Unused material of a different sort turns up in the Outtakes section. Here we discover six different clips that last a total of eight minutes and 40 seconds. Although these offered a few interesting looks behind the scenes, for the most part that represented little more than the usual flubbed takes. They became a little more interesting just because each snippet lasted longer than I’d expect so we got a better look at how the actors dealt with their mistakes. Nonetheless, these were still pretty standard fare.
Another new experience can be found via the Opening Scene With Alternate Music Track. As we hear in the audio commentaries, one of the early segments was supposed to provide accompaniment from Perry Como’s “It’s Beginning to Look A Lot Like Christmas”. Ultimately, this selection was changed, but this 70-second segment lets us see how the movie would have fared with the original audio.
The Hi Jack Montage was a brief but cute piece. This 40-second clip combines a number of movie snippets that revolve around the name of Cage’s character.

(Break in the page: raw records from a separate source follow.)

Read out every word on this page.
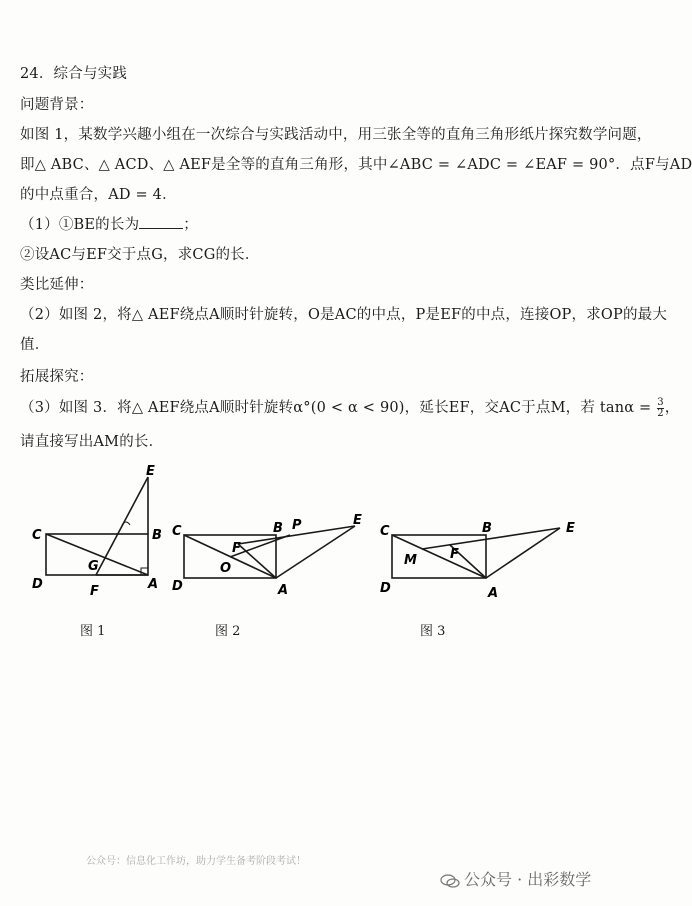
24．综合与实践
问题背景：
如图 1，某数学兴趣小组在一次综合与实践活动中，用三张全等的直角三角形纸片探究数学问题，
即△ ABC、△ ACD、△ AEF是全等的直角三角形，其中∠ABC = ∠ADC = ∠EAF = 90°．点F与AD
的中点重合，AD = 4．
（1）①BE的长为	；
②设AC与EF交于点G，求CG的长．
类比延伸：
（2）如图 2，将△ AEF绕点A顺时针旋转，O是AC的中点，P是EF的中点，连接OP，求OP的最大
值．
拓展探究：
（3）如图 3．将△ AEF绕点A顺时针旋转α°(0 < α < 90)，延长EF，交AC于点M，若 $\tan\alpha = \frac{3}{2}$ ，
请直接写出AM的长．
C	B
D	A
E
F
G
C	B P	E
F
O
D	A
C	B	E
F
M
D	A
图 1	图 2	图 3
公众号：信息化工作坊，助力学生备考阶段考试！
公众号 · 出彩数学
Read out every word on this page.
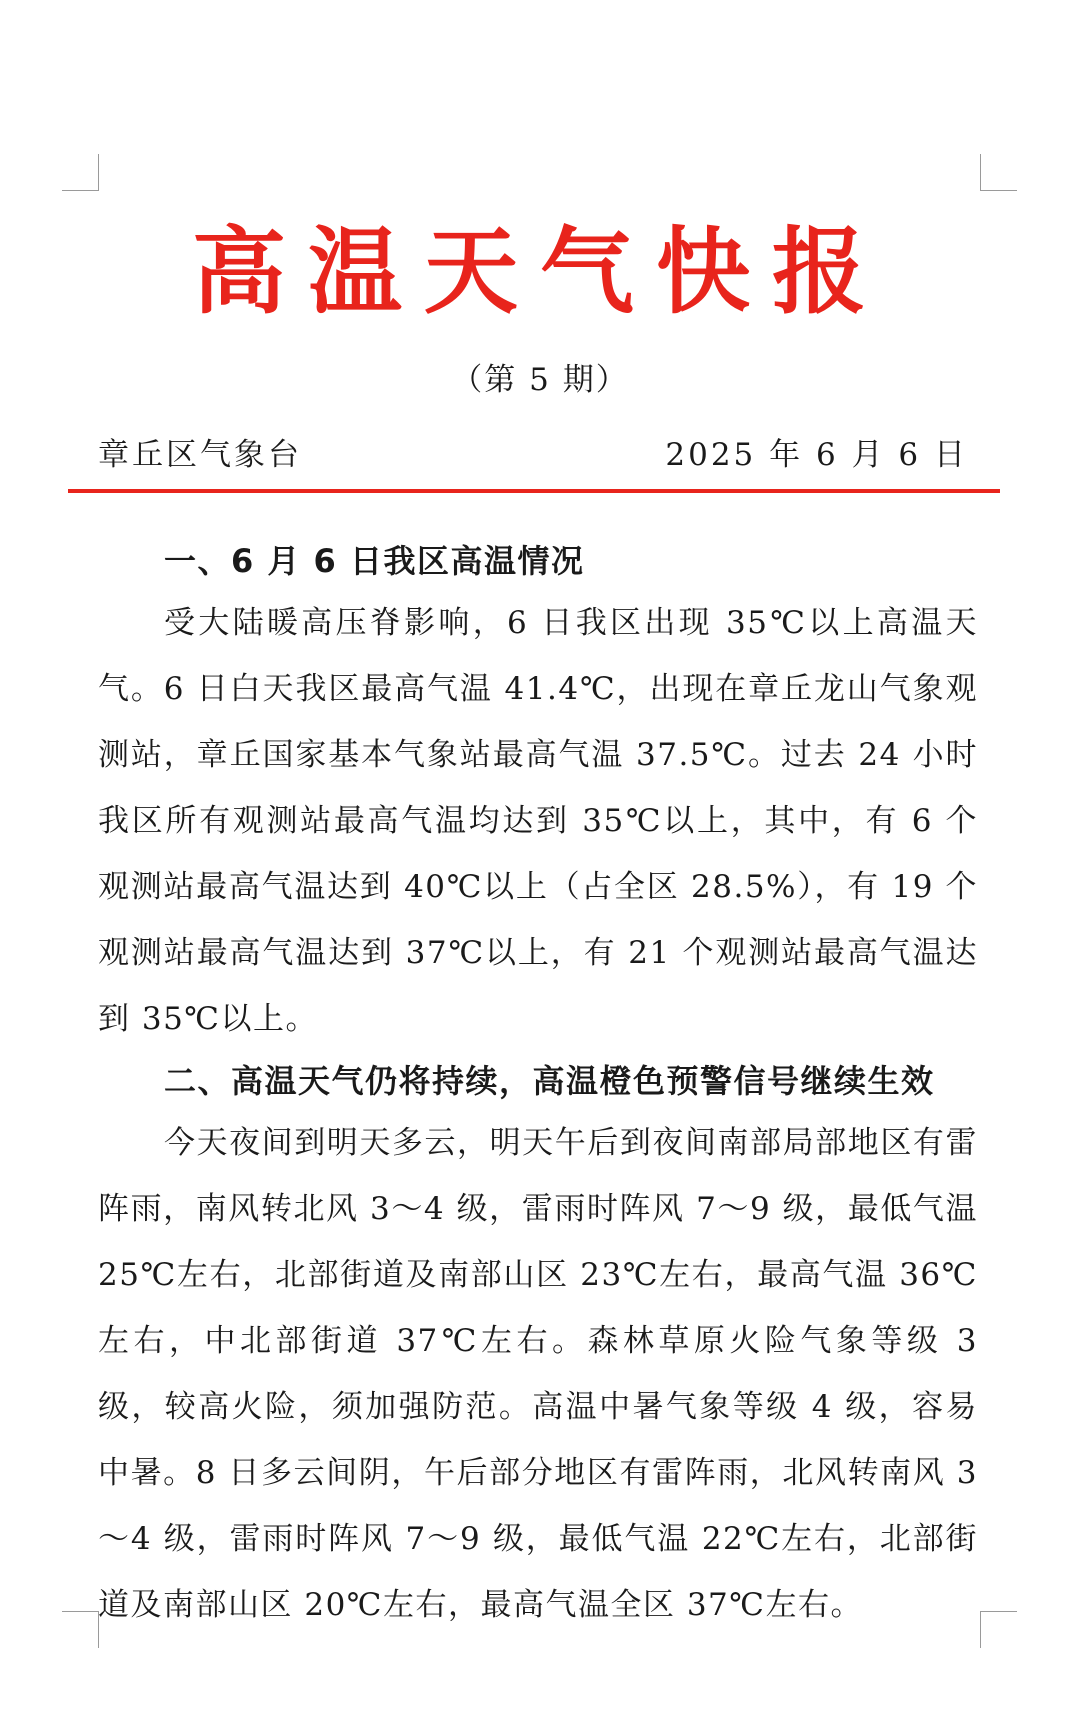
高温天气快报
（第 5 期）
章丘区气象台	2025 年 6 月 6 日

一、6 月 6 日我区高温情况

受大陆暖高压脊影响，6 日我区出现 35℃以上高温天气。6 日白天我区最高气温 41.4℃，出现在章丘龙山气象观测站，章丘国家基本气象站最高气温 37.5℃。过去 24 小时我区所有观测站最高气温均达到 35℃以上，其中，有 6 个观测站最高气温达到 40℃以上（占全区 28.5%），有 19 个观测站最高气温达到 37℃以上，有 21 个观测站最高气温达到 35℃以上。

二、高温天气仍将持续，高温橙色预警信号继续生效

今天夜间到明天多云，明天午后到夜间南部局部地区有雷阵雨，南风转北风 3～4 级，雷雨时阵风 7～9 级，最低气温 25℃左右，北部街道及南部山区 23℃左右，最高气温 36℃左右，中北部街道 37℃左右。森林草原火险气象等级 3 级，较高火险，须加强防范。高温中暑气象等级 4 级，容易中暑。8 日多云间阴，午后部分地区有雷阵雨，北风转南风 3～4 级，雷雨时阵风 7～9 级，最低气温 22℃左右，北部街道及南部山区 20℃左右，最高气温全区 37℃左右。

Despite the implication of the title, it doesn’t simply consist of people who say “Hi Jack”; there are variations on the theme. It’s nothing special, but it’s short and modestly amusing.

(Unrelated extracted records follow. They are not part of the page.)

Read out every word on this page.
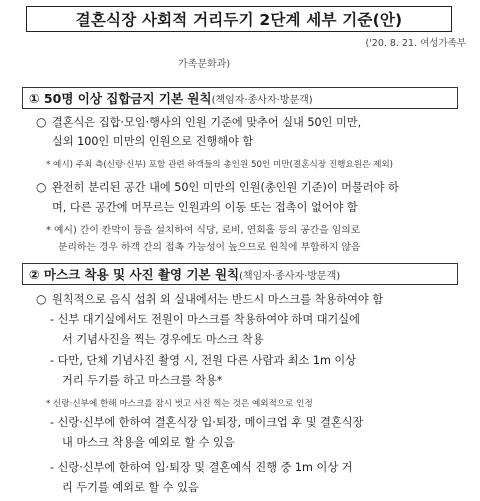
결혼식장 사회적 거리두기 2단계 세부 기준(안)
('20. 8. 21. 여성가족부
가족문화과)
① 50명 이상 집합금지 기본 원칙 (책임자·종사자·방문객)
○ 결혼식은 집합·모임·행사의 인원 기준에 맞추어 실내 50인 미만,
실외 100인 미만의 인원으로 진행해야 함
* 예시) 주최 측(신랑·신부) 포함 관련 하객들의 총인원 50인 미만(결혼식장 진행요원은 제외)
○ 완전히 분리된 공간 내에 50인 미만의 인원(총인원 기준)이 머물러야 하
며, 다른 공간에 머무르는 인원과의 이동 또는 접촉이 없어야 함
* 예시) 간이 칸막이 등을 설치하여 식당, 로비, 연회홀 등의 공간을 임의로
분리하는 경우 하객 간의 접촉 가능성이 높으므로 원칙에 부합하지 않음
② 마스크 착용 및 사진 촬영 기본 원칙 (책임자·종사자·방문객)
○ 원칙적으로 음식 섭취 외 실내에서는 반드시 마스크를 착용하여야 함
- 신부 대기실에서도 전원이 마스크를 착용하여야 하며 대기실에
서 기념사진을 찍는 경우에도 마스크 착용
- 다만, 단체 기념사진 촬영 시, 전원 다른 사람과 최소 1m 이상
거리 두기를 하고 마스크를 착용*
* 신랑·신부에 한해 마스크를 잠시 벗고 사진 찍는 것은 예외적으로 인정
- 신랑·신부에 한하여 결혼식장 입·퇴장, 메이크업 후 및 결혼식장
내 마스크 착용을 예외로 할 수 있음
- 신랑·신부에 한하여 입·퇴장 및 결혼예식 진행 중 1m 이상 거
리 두기를 예외로 할 수 있음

In addition to the film’s theatrical trailer, we find a music video for Seal’s “This Could Be Heaven”. Although the four and a half minute piece follows the usual film clip/lip-synch convention, it does so in an unusual manner. During parts of the video, Seal is convincing superimposed on scenes from the movie ala Forrest Gump. It remains a fairly slow-moving piece, but this visual technique helps make it a little more entertaining. The video is followed by a 30 second ad for the movie’s soundtrack.

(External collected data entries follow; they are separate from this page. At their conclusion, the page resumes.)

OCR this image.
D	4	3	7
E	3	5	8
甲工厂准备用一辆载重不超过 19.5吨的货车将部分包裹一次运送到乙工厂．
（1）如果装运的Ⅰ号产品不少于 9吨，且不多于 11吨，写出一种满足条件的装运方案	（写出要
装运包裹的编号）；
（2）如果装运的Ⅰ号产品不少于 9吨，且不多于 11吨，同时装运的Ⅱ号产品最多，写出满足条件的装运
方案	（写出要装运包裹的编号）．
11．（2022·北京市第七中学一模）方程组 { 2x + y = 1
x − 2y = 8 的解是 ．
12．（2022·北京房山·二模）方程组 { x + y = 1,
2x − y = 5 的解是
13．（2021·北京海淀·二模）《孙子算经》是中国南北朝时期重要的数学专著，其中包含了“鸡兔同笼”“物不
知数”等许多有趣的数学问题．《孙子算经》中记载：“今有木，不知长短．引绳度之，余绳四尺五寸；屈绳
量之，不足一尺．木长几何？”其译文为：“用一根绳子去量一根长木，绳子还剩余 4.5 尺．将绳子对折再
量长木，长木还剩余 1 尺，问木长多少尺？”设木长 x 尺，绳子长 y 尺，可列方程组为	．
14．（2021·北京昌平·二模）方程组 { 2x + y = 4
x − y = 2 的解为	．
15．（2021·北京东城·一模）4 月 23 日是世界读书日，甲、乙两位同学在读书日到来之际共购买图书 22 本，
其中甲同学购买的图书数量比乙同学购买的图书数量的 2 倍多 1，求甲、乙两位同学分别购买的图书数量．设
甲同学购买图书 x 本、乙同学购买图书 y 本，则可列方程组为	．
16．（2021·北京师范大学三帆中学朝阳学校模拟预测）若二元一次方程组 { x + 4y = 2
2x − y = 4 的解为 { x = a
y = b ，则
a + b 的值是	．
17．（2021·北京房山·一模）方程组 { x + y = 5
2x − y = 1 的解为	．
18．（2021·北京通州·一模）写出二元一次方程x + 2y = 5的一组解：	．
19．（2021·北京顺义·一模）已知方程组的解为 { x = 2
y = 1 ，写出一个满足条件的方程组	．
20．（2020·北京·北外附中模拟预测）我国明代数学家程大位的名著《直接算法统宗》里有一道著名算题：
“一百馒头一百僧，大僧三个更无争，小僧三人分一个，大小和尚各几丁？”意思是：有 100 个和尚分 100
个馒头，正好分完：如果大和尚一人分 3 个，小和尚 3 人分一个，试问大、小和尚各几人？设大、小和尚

One unusual addition to the DVD comes from the Choose Your Fate Game. This multiple choice contest lets you see which Jack you most resemble. Actually, it’s a fairly unsatisfying affair. Most of the questions offer only two options, and these are obviously loaded toward one Jack or the other. Once you’ve “chosen your fate”, the only information found is a quote from Tolstoy or someone else, depending on how you answer. It’s a lame conclusion to the game.
A few other DVD stand-bys round out The Family Man. We find Cast and Filmmaker listings for director Ratner, producer Abraham, and actors Cage, Leoni, Jeremy Piven, Saul Rubinek, and Don Cheadle; these offer short biographies of each participant. Two sets of Production Notes also appear. Those found on the DVD itself were more detailed and informative, but a second set group can be located inside the package’s booklet.
DVD-ROM drive owners can check out a few additional pieces. Many of the pieces duplicate materials seen on the standard part of the disc, but some unique extras appear. A “Script to Screen Comparison” lets you view the film in the left hand side of the page while the script appears on the right. Some “Downloads” let you get screen savers and wallpaper based on the movie. “Making The Family Man” adds some new text, such as biographies of additional cast and filmmakers. Finally, the DVD-ROM area provides links to: Universal DVD Newsletter; Universal DVD; Universal Home Video; Universal Pictures; and Universal Studios.
Before I saw The Family Man, I expected a syrupy and sappy experience. Although the movie occasionally flirted with that side of the coin, it generally stayed light and entertaining and it avoided becoming excessively sentimental. The DVD provided fairly solid picture and sound plus a nice complement of extras. If you’re in the mood for a genial fantasy in a Capra vein, The Family Man deserves a look.